The interest of quantum computing is not to solve factorial calculations like those used to test systems. Nor is it about solving logistical puzzles like the best transport routes between cities. Besides cryptography, González says that the biggest aspirations of this technology are to enable secure communications and to solve “certain problems in physics and chemistry. These are multi-faceted problems with many interacting elements that are difficult to solve using traditional computers.
The pharmaceutical industry is one area where quantum computing can provide an “exponential advantage” in the development of personalized therapies, González says. “Perhaps new problems will be identified that could benefit from quantum computing, or new applications that we haven’t yet imagined will be developed.”
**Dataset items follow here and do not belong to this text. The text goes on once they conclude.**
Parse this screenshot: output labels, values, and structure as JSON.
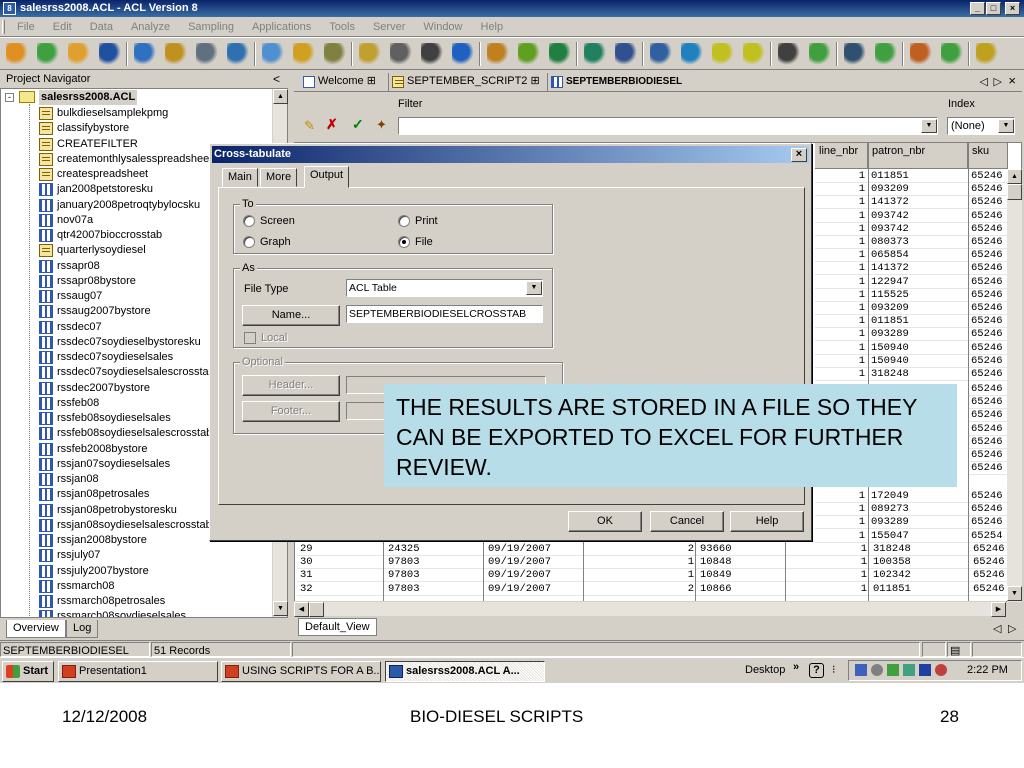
{
  "window": {
    "title": "salesrss2008.ACL - ACL Version 8",
    "app_icon": "8",
    "min": "_",
    "max": "□",
    "close": "×"
  },
  "menu": [
    "File",
    "Edit",
    "Data",
    "Analyze",
    "Sampling",
    "Applications",
    "Tools",
    "Server",
    "Window",
    "Help"
  ],
  "toolbar_icons": [
    "open-project-icon",
    "open-script-icon",
    "close-icon",
    "save-icon",
    "print-icon",
    "find-icon",
    "restore-icon",
    "table-layout-icon",
    "extract-icon",
    "copy-icon",
    "edit-icon",
    "add-column-icon",
    "filter-icon",
    "index-icon",
    "search-icon",
    "statistics-icon",
    "profile-icon",
    "verify-icon",
    "percent-icon",
    "classify-icon",
    "stratify-icon",
    "summarize-icon",
    "age-icon",
    "count-icon",
    "total-icon",
    "histogram-icon",
    "report-icon",
    "refresh-icon",
    "script-run-icon",
    "layout-grid-icon",
    "help-icon"
  ],
  "navigator": {
    "header": "Project Navigator",
    "collapse": "<",
    "root": "salesrss2008.ACL",
    "expand": "-",
    "items": [
      {
        "label": "bulkdieselsamplekpmg",
        "type": "script"
      },
      {
        "label": "classifybystore",
        "type": "script"
      },
      {
        "label": "CREATEFILTER",
        "type": "script"
      },
      {
        "label": "createmonthlysalesspreadsheet",
        "type": "script"
      },
      {
        "label": "createspreadsheet",
        "type": "script"
      },
      {
        "label": "jan2008petstoresku",
        "type": "table"
      },
      {
        "label": "january2008petroqtybylocsku",
        "type": "table"
      },
      {
        "label": "nov07a",
        "type": "table"
      },
      {
        "label": "qtr42007bioccrosstab",
        "type": "table"
      },
      {
        "label": "quarterlysoydiesel",
        "type": "script"
      },
      {
        "label": "rssapr08",
        "type": "table"
      },
      {
        "label": "rssapr08bystore",
        "type": "table"
      },
      {
        "label": "rssaug07",
        "type": "table"
      },
      {
        "label": "rssaug2007bystore",
        "type": "table"
      },
      {
        "label": "rssdec07",
        "type": "table"
      },
      {
        "label": "rssdec07soydieselbystoresku",
        "type": "table"
      },
      {
        "label": "rssdec07soydieselsales",
        "type": "table"
      },
      {
        "label": "rssdec07soydieselsalescrosstab",
        "type": "table"
      },
      {
        "label": "rssdec2007bystore",
        "type": "table"
      },
      {
        "label": "rssfeb08",
        "type": "table"
      },
      {
        "label": "rssfeb08soydieselsales",
        "type": "table"
      },
      {
        "label": "rssfeb08soydieselsalescrosstab",
        "type": "table"
      },
      {
        "label": "rssfeb2008bystore",
        "type": "table"
      },
      {
        "label": "rssjan07soydieselsales",
        "type": "table"
      },
      {
        "label": "rssjan08",
        "type": "table"
      },
      {
        "label": "rssjan08petrosales",
        "type": "table"
      },
      {
        "label": "rssjan08petrobystoresku",
        "type": "table"
      },
      {
        "label": "rssjan08soydieselsalescrosstab",
        "type": "table"
      },
      {
        "label": "rssjan2008bystore",
        "type": "table"
      },
      {
        "label": "rssjuly07",
        "type": "table"
      },
      {
        "label": "rssjuly2007bystore",
        "type": "table"
      },
      {
        "label": "rssmarch08",
        "type": "table"
      },
      {
        "label": "rssmarch08petrosales",
        "type": "table"
      },
      {
        "label": "rssmarch08soydieselsales",
        "type": "table"
      }
    ],
    "tabs": [
      "Overview",
      "Log"
    ]
  },
  "doc_tabs": [
    {
      "label": "Welcome",
      "icon": "page-icon"
    },
    {
      "label": "SEPTEMBER_SCRIPT2",
      "icon": "script-icon"
    },
    {
      "label": "SEPTEMBERBIODIESEL",
      "icon": "table-icon"
    }
  ],
  "filter": {
    "label": "Filter",
    "value": ""
  },
  "index": {
    "label": "Index",
    "value": "(None)"
  },
  "grid": {
    "headers": [
      "line_nbr",
      "patron_nbr",
      "sku"
    ],
    "rows_top": [
      [
        "1",
        "011851",
        "65246"
      ],
      [
        "1",
        "093209",
        "65246"
      ],
      [
        "1",
        "141372",
        "65246"
      ],
      [
        "1",
        "093742",
        "65246"
      ],
      [
        "1",
        "093742",
        "65246"
      ],
      [
        "1",
        "080373",
        "65246"
      ],
      [
        "1",
        "065854",
        "65246"
      ],
      [
        "1",
        "141372",
        "65246"
      ],
      [
        "1",
        "122947",
        "65246"
      ],
      [
        "1",
        "115525",
        "65246"
      ],
      [
        "1",
        "093209",
        "65246"
      ],
      [
        "1",
        "011851",
        "65246"
      ],
      [
        "1",
        "093289",
        "65246"
      ],
      [
        "1",
        "150940",
        "65246"
      ],
      [
        "1",
        "150940",
        "65246"
      ],
      [
        "1",
        "318248",
        "65246"
      ]
    ],
    "sku_partial": [
      "65246",
      "65246",
      "65246",
      "65246",
      "65246",
      "65246",
      "65246"
    ],
    "rows_mid": [
      [
        "1",
        "172049",
        "65246"
      ],
      [
        "1",
        "089273",
        "65246"
      ],
      [
        "1",
        "093289",
        "65246"
      ],
      [
        "1",
        "155047",
        "65254"
      ]
    ],
    "rows_bottom": [
      [
        "29",
        "24325",
        "09/19/2007",
        "2",
        "93660",
        "1",
        "318248",
        "65246"
      ],
      [
        "30",
        "97803",
        "09/19/2007",
        "1",
        "10848",
        "1",
        "100358",
        "65246"
      ],
      [
        "31",
        "97803",
        "09/19/2007",
        "1",
        "10849",
        "1",
        "102342",
        "65246"
      ],
      [
        "32",
        "97803",
        "09/19/2007",
        "2",
        "10866",
        "1",
        "011851",
        "65246"
      ]
    ],
    "view_tab": "Default_View"
  },
  "status": {
    "table": "SEPTEMBERBIODIESEL",
    "records": "51 Records"
  },
  "taskbar": {
    "start": "Start",
    "buttons": [
      "Presentation1",
      "USING SCRIPTS FOR A B...",
      "salesrss2008.ACL  A..."
    ],
    "desktop": "Desktop",
    "chevron": "»",
    "time": "2:22 PM"
  },
  "dialog": {
    "title": "Cross-tabulate",
    "close": "×",
    "tabs": [
      "Main",
      "More",
      "Output"
    ],
    "to_group": "To",
    "to_options": [
      {
        "label": "Screen",
        "checked": false
      },
      {
        "label": "Print",
        "checked": false
      },
      {
        "label": "Graph",
        "checked": false
      },
      {
        "label": "File",
        "checked": true
      }
    ],
    "as_group": "As",
    "file_type_label": "File Type",
    "file_type_value": "ACL Table",
    "name_button": "Name...",
    "name_value": "SEPTEMBERBIODIESELCROSSTAB",
    "local_label": "Local",
    "optional_group": "Optional",
    "header_button": "Header...",
    "footer_button": "Footer...",
    "ok": "OK",
    "cancel": "Cancel",
    "help": "Help"
  },
  "callout": "THE RESULTS ARE STORED IN A FILE SO THEY CAN BE EXPORTED TO EXCEL FOR FURTHER REVIEW.",
  "slide": {
    "date": "12/12/2008",
    "title": "BIO-DIESEL SCRIPTS",
    "page": "28"
  }
}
Scientists from Trinity College Dublin (Ireland) published an article in the Physical Communications Journal which describes the quantum behaviors of the brain, consciousness and short-term memory processes. “Quantum brain processes could explain why we can still outperform supercomputers when it comes to unforeseen circumstances, decision-making and learning new things,” said co-author Christian Kerskens, a physicist at the Institute of neuroscience from Trinity College. According to the study, “if advanced multidisciplinary approaches validate the results of this study, it will improve the general understanding of brain function and lead to innovative technologies to build even more advanced quantum computers.”
Spain is an active competitor in the quantum race, not only in fundamental research but also in technological innovation. The Barcelona Supercomputing Center has been selected by the European High Performance Computing Joint Undertaking (EuroHPC JU) to host and operate its first quantum computers. The new infrastructure will be installed and integrated with the MareNostrum 5 supercomputer, the most powerful computer in Spain and one of the most advanced in Europe. The QuantumSpain program will invest 12.5 million euros in this project, which is co-financed in equal parts by the European Union and the Spanish Secretariat for Digitization and Artificial Intelligence (SEDIA). “This new infrastructure, which will integrate quantum computing into MareNostrum 5, will allow us to advance multiple academic applications,” Mateo Valero, director of the Barcelona Supercomputing Center, said in a statement. The Barcelona facility will connect to a network of supercomputers in Germany, Czechia, France, Italy and Poland to meet the growing demand for quantum computing resources and services from European industry, and to support research in areas such as health, climate change, logistics and energy consumption.